High Risk T-nHL patients with [Greater Than]1% disease in bone marrow at diagnosis are elibible for nelarabine randomization and will enter arm a or arm B. There will be no CRT during consolidation. T-nHL patients who are CnS-positivie or who have testicular disease will be excluded.
induction Failure T-nHL patients - who fail to achieve at least a PR at the end of induction will be non-randomly assigned to arm B. Patients who do not attain at least a PR by end of Consolidation therapy will be removed from protocol therapy.

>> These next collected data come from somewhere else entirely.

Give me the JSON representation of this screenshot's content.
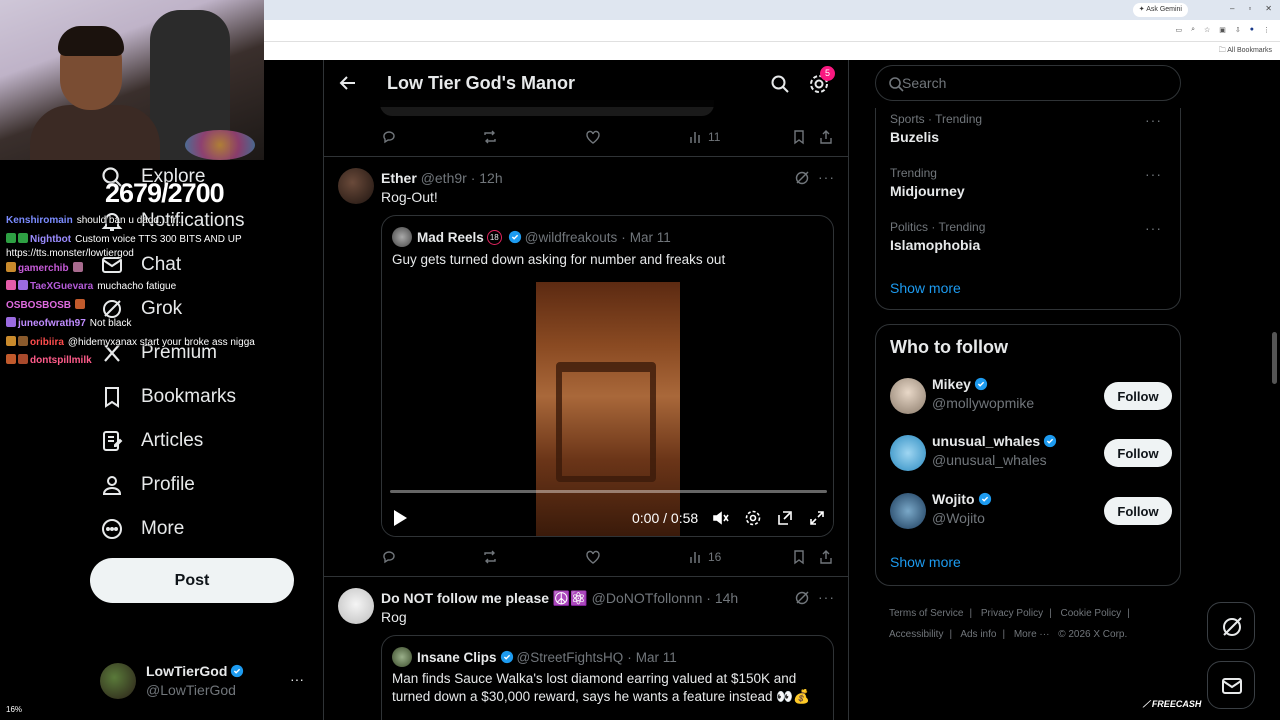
{
  "browser": {
    "ask_label": "✦ Ask Gemini",
    "all_bookmarks": "All Bookmarks",
    "window_controls": [
      "–",
      "▫",
      "✕"
    ]
  },
  "stream": {
    "counter": "2679/2700",
    "bits_label": "16%",
    "chat": [
      {
        "user": "Kenshiromain",
        "color": "#7b8cff",
        "msg": "should ban u dadd... fr...",
        "badges": []
      },
      {
        "user": "Nightbot",
        "color": "#9b8cff",
        "msg": "Custom voice TTS 300 BITS AND UP",
        "badges": [
          "#2ea043",
          "#2ea043"
        ]
      },
      {
        "user": "",
        "color": "#fff",
        "msg": "https://tts.monster/lowtiergod",
        "badges": []
      },
      {
        "user": "gamerchib",
        "color": "#c65bd8",
        "msg": "",
        "badges": [
          "#c98a2c",
          "#a86b8e"
        ]
      },
      {
        "user": "TaeXGuevara",
        "color": "#b45bd8",
        "msg": "muchacho fatigue",
        "badges": [
          "#e45ba8",
          "#9b6be0"
        ]
      },
      {
        "user": "OSBOSBOSB",
        "color": "#e06be0",
        "msg": "",
        "badges": [
          "#c15a2c"
        ]
      },
      {
        "user": "juneofwrath97",
        "color": "#c08cff",
        "msg": "Not black",
        "badges": [
          "#9b6be0"
        ]
      },
      {
        "user": "oribiira",
        "color": "#ff4d4d",
        "msg": "@hidemyxanax start your broke ass nigga",
        "badges": [
          "#c98a2c",
          "#8a5a2c"
        ]
      },
      {
        "user": "dontspillmilk",
        "color": "#ff5c8a",
        "msg": "",
        "badges": [
          "#c15a2c",
          "#a84a2c"
        ]
      }
    ]
  },
  "nav": {
    "items": [
      {
        "label": "Explore",
        "icon": "search-icon"
      },
      {
        "label": "Notifications",
        "icon": "bell-icon"
      },
      {
        "label": "Chat",
        "icon": "mail-icon"
      },
      {
        "label": "Grok",
        "icon": "grok-icon"
      },
      {
        "label": "Premium",
        "icon": "x-logo-icon"
      },
      {
        "label": "Bookmarks",
        "icon": "bookmark-icon"
      },
      {
        "label": "Articles",
        "icon": "article-icon"
      },
      {
        "label": "Profile",
        "icon": "person-icon"
      },
      {
        "label": "More",
        "icon": "more-circle-icon"
      }
    ],
    "post_label": "Post",
    "account": {
      "name": "LowTierGod",
      "handle": "@LowTierGod",
      "more": "···"
    }
  },
  "header": {
    "title": "Low Tier God's Manor",
    "notifications_count": "5"
  },
  "feed": {
    "prev_actions": {
      "views": "11"
    },
    "tweets": [
      {
        "name": "Ether",
        "handle": "@eth9r",
        "time": "12h",
        "text": "Rog-Out!",
        "avatar_color": "#3a2a22",
        "quote": {
          "name": "Mad Reels",
          "age_badge": "18",
          "handle": "@wildfreakouts",
          "date": "Mar 11",
          "text": "Guy gets turned down asking for number and freaks out",
          "video": {
            "time": "0:00 / 0:58",
            "progress": 0
          }
        },
        "views": "16"
      },
      {
        "name": "Do NOT follow me please ☮️⚛️",
        "handle": "@DoNOTfollonnn",
        "time": "14h",
        "text": "Rog",
        "avatar_color": "#ddd",
        "quote": {
          "name": "Insane Clips",
          "handle": "@StreetFightsHQ",
          "date": "Mar 11",
          "text": "Man finds Sauce Walka's lost diamond earring valued at $150K and turned down a $30,000 reward, says he wants a feature instead 👀💰"
        }
      }
    ]
  },
  "sidebar": {
    "search_placeholder": "Search",
    "trends": [
      {
        "category": "Sports · Trending",
        "name": "Buzelis"
      },
      {
        "category": "Trending",
        "name": "Midjourney"
      },
      {
        "category": "Politics · Trending",
        "name": "Islamophobia"
      }
    ],
    "show_more": "Show more",
    "who_to_follow_title": "Who to follow",
    "follow_label": "Follow",
    "suggestions": [
      {
        "name": "Mikey",
        "handle": "@mollywopmike",
        "avatar_color": "#c9b8a8"
      },
      {
        "name": "unusual_whales",
        "handle": "@unusual_whales",
        "avatar_color": "#5fb2e0"
      },
      {
        "name": "Wojito",
        "handle": "@Wojito",
        "avatar_color": "#3a6a8a"
      }
    ],
    "footer_links": [
      "Terms of Service",
      "Privacy Policy",
      "Cookie Policy",
      "Accessibility",
      "Ads info",
      "More ···"
    ],
    "copyright": "© 2026 X Corp."
  },
  "overlay": {
    "freecash": "FREECASH"
  }
}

1) Patients with T-ALL must be enrolled on AALL08B1 prior to treatment and enrollment on AALL0434. 2) Patients must be greater than 1.00 and less than 31 years of age. 3) Patients must have newly diagnosed T-cell acute lymphoblastic leukemia (T-ALL) or T-lineage lymphoblastic lymphoma (T-NHL) Stage II-IV. . A diagnosis of T-ALL is established when leukemic blasts lack myeloperoxidase or evidence of B-lineage derivation (CD19/CD22/CD20), and express either surface or cytoplasmic CD3 or two or more of the antigens CD8, CD7, CD5, CD4, CD2 or CD1a. If surface CD3 is expressed on all leukemic cells, additional markers of immaturity, including TdT, CD34 or CD99 will be assessed for expression. Cases with uncertain expression will receive additional review within the appropriate COG reference laboratory. 4) Patients shall have had no prior cytotoxic chemotherapy with the exception of steroids and/or IT cytarabine. IT chemotherapy with cytarabine is allowed prior to registration for patient convenience. This is usually done at the time of the diagnostic bone marrow or venous line placement to avoid a second lumbar puncture. (Note: the CNS status must be determined based on a sample obtained prior to the administration of any systemic or intrathecal chemotherapy, except for steroid pretreatment as described in Section 3.3). Systemic chemotherapy must begin within 72 hours of this IT therapy. Patients receiving prior steroid therapy are eligible for study. Steroid pretreatment may alter the risk group assessment. The dose and duration of previous steroid therapy should be carefully documented. Patients diagnosed as having T-NHL or T-ALL with respiratory distress or hyperleukocytosis may require steroids prior to the initiation of additional systemic therapy. These patients are eligible. 5) All patients and/or their parents or legal guardians must sign a written informed consent. 6) All institutional, FDA, and NCI requirements for human studies must be met. 7) Spanish speaking subjects are eligible.
Patients with T-NHL are ineligible for AALL03B1/AALL08B1 and can enroll directly on the AALL0434 study.